DiRAC Fellow Rebecca Phillipson has been awarded a Mathematical and Physical Sciences Ascending Postdoctoral Research Fellowship (MPS-Ascend) to conduct a program of research and education at the University of Washington. This new prize fellowship is intended to recognize beginning investigators of significant potential, and provide them with experience in research that will broaden participation in mathematics and the physical sciences.

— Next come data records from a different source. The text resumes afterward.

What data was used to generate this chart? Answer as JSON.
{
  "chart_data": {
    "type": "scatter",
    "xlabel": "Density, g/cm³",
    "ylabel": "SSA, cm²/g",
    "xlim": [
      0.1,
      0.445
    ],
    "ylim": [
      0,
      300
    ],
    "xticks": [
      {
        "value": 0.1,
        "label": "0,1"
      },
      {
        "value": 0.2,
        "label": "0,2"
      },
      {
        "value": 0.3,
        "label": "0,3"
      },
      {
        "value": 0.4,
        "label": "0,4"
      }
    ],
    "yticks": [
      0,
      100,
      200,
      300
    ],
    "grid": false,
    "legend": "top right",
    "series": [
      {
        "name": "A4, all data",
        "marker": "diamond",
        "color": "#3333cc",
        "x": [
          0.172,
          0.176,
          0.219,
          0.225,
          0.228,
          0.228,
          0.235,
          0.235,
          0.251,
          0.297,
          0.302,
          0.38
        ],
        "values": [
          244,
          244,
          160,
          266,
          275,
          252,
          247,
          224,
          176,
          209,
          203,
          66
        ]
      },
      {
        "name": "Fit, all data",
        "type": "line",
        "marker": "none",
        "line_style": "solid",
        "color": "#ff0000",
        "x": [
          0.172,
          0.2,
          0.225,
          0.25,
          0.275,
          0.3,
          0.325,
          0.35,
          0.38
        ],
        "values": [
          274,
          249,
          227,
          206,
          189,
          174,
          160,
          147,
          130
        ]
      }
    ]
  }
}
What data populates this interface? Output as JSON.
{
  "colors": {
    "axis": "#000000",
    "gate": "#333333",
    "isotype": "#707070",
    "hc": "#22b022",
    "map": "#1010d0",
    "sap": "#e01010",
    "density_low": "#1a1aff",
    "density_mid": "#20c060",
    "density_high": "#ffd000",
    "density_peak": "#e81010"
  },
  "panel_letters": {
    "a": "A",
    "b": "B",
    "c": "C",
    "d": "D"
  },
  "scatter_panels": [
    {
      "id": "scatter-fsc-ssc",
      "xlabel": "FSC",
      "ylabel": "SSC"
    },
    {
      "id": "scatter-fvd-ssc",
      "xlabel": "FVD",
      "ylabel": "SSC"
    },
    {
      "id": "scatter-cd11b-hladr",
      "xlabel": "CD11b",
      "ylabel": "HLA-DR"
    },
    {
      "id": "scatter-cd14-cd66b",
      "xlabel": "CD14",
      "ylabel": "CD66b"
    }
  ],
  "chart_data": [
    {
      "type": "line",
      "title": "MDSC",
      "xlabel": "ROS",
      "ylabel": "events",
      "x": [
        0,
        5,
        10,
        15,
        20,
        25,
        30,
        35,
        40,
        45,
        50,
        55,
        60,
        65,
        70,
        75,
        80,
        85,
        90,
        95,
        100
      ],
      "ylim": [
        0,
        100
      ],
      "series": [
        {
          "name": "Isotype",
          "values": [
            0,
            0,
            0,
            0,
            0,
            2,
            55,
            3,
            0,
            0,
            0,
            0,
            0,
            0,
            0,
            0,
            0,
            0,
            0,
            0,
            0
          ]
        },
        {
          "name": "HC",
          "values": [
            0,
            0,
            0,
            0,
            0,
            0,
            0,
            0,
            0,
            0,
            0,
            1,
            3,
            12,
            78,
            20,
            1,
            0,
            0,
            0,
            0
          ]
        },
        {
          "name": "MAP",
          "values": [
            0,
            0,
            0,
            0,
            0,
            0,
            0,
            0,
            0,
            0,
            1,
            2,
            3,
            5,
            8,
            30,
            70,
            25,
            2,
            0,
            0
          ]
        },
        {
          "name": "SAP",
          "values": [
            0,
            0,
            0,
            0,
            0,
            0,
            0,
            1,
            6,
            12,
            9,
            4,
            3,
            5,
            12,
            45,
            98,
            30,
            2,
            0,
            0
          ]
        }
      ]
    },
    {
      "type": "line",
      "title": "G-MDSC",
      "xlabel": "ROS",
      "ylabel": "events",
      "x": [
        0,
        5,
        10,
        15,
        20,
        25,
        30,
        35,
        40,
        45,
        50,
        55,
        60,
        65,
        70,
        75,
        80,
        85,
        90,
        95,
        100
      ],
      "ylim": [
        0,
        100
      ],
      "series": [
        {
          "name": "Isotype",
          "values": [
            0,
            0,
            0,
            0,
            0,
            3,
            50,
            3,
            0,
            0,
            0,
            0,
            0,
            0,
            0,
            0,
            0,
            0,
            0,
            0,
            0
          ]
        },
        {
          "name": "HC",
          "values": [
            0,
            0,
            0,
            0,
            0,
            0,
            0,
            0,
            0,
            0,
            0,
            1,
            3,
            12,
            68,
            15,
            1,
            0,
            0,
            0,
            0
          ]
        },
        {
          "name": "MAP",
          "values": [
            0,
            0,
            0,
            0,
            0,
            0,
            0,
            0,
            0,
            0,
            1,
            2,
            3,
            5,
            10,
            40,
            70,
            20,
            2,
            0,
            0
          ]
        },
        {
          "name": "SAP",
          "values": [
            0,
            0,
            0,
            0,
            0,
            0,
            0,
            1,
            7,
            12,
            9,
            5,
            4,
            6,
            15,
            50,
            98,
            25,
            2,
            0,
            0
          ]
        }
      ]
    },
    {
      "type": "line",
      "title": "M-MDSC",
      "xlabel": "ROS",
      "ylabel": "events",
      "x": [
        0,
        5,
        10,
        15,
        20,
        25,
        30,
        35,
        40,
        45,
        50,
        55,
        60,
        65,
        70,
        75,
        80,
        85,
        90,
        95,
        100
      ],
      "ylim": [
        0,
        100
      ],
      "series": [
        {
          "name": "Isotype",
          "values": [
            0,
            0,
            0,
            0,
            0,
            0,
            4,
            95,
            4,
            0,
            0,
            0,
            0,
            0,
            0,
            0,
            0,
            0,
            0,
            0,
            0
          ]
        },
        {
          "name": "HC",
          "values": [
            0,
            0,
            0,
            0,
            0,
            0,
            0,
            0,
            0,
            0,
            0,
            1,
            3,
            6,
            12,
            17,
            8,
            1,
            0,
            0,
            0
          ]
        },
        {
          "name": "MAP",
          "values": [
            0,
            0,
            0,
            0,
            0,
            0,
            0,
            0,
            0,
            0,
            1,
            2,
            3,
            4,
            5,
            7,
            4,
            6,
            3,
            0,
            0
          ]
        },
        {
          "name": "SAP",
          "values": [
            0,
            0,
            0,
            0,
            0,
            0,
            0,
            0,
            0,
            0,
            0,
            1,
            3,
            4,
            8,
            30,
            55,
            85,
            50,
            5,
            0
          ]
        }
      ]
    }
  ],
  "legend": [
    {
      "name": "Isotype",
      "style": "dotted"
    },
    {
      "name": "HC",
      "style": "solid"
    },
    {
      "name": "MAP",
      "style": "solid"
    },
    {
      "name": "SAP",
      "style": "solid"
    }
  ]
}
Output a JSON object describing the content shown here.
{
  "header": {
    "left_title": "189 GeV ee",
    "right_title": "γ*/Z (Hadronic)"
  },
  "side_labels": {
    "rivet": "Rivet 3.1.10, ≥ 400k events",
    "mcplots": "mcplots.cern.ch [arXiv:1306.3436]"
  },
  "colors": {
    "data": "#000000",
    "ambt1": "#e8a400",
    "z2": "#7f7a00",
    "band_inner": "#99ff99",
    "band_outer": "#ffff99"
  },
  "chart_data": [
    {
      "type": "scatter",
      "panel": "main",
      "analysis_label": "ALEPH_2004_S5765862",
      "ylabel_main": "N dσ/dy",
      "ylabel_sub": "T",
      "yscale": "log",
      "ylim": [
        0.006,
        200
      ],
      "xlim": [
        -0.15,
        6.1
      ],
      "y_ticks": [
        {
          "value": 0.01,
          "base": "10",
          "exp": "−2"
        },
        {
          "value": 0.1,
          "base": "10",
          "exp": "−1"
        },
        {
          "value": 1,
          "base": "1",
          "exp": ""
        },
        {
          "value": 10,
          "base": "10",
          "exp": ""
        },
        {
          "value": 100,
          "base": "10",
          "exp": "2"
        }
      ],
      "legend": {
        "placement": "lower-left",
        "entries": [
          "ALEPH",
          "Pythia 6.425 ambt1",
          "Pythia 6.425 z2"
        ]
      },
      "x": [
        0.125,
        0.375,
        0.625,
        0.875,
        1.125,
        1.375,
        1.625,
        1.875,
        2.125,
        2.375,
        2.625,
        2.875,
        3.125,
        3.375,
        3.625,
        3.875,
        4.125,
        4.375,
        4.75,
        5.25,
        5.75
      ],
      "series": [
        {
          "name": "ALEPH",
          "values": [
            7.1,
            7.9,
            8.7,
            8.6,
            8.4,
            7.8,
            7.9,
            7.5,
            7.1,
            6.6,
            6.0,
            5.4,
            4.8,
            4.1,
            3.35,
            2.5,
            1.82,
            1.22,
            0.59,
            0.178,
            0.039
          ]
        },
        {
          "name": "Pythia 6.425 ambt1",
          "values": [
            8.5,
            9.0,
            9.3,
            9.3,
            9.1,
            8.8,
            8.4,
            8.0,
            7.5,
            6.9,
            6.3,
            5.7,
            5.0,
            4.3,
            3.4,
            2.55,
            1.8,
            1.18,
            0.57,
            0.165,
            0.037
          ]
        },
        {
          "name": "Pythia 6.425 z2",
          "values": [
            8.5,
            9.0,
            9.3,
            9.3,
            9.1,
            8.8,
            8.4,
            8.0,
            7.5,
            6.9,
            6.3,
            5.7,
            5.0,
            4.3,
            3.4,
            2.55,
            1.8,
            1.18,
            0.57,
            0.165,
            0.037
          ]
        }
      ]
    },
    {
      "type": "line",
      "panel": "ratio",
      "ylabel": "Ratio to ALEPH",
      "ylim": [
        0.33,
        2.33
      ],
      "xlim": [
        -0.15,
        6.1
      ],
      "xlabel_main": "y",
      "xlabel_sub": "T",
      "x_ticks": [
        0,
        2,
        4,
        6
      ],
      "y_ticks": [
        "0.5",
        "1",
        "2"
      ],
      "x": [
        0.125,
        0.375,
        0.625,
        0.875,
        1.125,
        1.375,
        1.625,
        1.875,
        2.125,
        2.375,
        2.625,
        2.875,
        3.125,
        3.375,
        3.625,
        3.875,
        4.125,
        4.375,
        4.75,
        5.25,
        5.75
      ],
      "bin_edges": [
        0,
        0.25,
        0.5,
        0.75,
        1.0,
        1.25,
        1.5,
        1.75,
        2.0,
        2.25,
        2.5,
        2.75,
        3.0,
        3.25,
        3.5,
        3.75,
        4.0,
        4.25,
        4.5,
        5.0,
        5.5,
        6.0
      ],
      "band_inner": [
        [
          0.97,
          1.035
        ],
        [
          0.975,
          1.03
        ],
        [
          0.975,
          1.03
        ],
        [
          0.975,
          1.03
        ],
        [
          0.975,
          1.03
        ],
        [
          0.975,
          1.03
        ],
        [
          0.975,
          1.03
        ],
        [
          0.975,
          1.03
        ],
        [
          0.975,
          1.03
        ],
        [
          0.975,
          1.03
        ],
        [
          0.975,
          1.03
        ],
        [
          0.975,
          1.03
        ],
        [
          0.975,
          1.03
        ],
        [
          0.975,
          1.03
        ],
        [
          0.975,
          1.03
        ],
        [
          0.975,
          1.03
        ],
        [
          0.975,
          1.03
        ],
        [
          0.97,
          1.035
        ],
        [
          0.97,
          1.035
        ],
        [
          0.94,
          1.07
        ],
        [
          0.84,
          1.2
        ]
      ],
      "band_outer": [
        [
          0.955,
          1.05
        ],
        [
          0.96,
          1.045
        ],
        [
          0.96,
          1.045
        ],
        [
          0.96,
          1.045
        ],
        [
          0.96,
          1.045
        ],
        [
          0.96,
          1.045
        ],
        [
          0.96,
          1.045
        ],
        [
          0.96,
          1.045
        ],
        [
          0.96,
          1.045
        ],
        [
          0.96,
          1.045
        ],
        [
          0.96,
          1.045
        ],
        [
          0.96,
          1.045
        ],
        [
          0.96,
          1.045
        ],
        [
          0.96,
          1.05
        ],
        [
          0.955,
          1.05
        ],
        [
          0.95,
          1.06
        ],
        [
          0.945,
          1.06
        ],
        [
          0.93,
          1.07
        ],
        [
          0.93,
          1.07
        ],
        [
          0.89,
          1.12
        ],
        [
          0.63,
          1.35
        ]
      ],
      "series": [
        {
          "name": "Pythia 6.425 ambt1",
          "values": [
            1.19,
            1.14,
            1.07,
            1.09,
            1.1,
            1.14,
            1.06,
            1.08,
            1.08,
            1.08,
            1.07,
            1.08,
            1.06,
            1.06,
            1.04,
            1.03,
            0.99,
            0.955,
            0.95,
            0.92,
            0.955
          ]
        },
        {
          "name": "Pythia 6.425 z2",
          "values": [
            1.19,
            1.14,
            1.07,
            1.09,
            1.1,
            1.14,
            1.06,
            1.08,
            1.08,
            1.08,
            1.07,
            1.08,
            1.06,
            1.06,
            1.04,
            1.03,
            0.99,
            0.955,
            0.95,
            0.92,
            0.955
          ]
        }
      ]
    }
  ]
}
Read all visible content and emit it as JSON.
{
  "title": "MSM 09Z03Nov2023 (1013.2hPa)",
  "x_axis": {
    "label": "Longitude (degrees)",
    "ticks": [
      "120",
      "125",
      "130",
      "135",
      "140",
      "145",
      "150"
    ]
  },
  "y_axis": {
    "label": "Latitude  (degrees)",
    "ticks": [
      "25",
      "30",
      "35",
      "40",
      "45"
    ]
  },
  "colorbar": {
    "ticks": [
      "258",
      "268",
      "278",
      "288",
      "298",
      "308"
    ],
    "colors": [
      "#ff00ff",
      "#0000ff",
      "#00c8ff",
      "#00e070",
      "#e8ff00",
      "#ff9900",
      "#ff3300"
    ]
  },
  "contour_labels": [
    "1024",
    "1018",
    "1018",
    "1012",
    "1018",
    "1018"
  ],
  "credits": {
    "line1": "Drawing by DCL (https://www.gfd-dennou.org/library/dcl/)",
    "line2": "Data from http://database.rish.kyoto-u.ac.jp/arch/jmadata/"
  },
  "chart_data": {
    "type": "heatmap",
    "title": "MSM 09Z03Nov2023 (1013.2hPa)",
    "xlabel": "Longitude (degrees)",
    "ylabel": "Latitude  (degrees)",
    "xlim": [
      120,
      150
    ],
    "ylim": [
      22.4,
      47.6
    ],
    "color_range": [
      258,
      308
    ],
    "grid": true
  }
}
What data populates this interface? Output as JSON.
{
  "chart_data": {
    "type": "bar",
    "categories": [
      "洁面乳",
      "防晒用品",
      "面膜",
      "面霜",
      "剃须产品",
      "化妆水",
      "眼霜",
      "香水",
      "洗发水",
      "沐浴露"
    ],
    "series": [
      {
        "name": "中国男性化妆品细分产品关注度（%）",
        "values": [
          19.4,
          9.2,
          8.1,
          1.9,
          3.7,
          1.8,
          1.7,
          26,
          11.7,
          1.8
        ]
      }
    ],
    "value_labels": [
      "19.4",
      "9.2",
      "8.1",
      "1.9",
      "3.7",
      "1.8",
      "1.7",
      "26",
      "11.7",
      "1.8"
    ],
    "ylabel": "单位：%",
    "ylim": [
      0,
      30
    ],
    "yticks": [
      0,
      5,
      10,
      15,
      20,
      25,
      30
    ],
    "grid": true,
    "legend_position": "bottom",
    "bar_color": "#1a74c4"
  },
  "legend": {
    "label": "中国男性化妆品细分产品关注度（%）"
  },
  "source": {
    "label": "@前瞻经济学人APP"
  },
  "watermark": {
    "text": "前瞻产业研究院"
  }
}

Dr. Phillipson plans to employ statistical methods from nonlinear dynamics paired with deep learning techniques to characterize and classify the millions of X-ray Binaries (XRBs) and Active Galactic Nuclei (AGN) observed by the Zwicky Transient Facility. The resulting classification will enable discovery of previously unknown XRBs and AGN, potentially illuminate undersampled or undiscovered modes of variability from these sources, and prepare a path of discovery for future time domain missions. The research program will also operate as a vehicle for undergraduate students from underrepresented groups to engage in both data science and astrophysics research. She will partner with the UW eScience Institute to develop an accessible website for the dissemination of the scientific results from her research program. A key feature of her data access plan is enabling visually impaired scientists to interact with the data by using sounds to facilitate feature detection and analysis. This approach, called sonification, uses existing software tools to map scientific data to acoustic sequences.
“Dr. Phillipson’s research exemplifies our aims for the DiRAC Institute: she develops innovative timeseries analysis methods and applies them to large datasets to enable new discovery,” says Prof. James Davenport, Associate Director of DiRAC. “We’re thrilled that her excellent research and contributions to inclusion have been recognized with this fellowship, and look forward to continuing to collaborate.”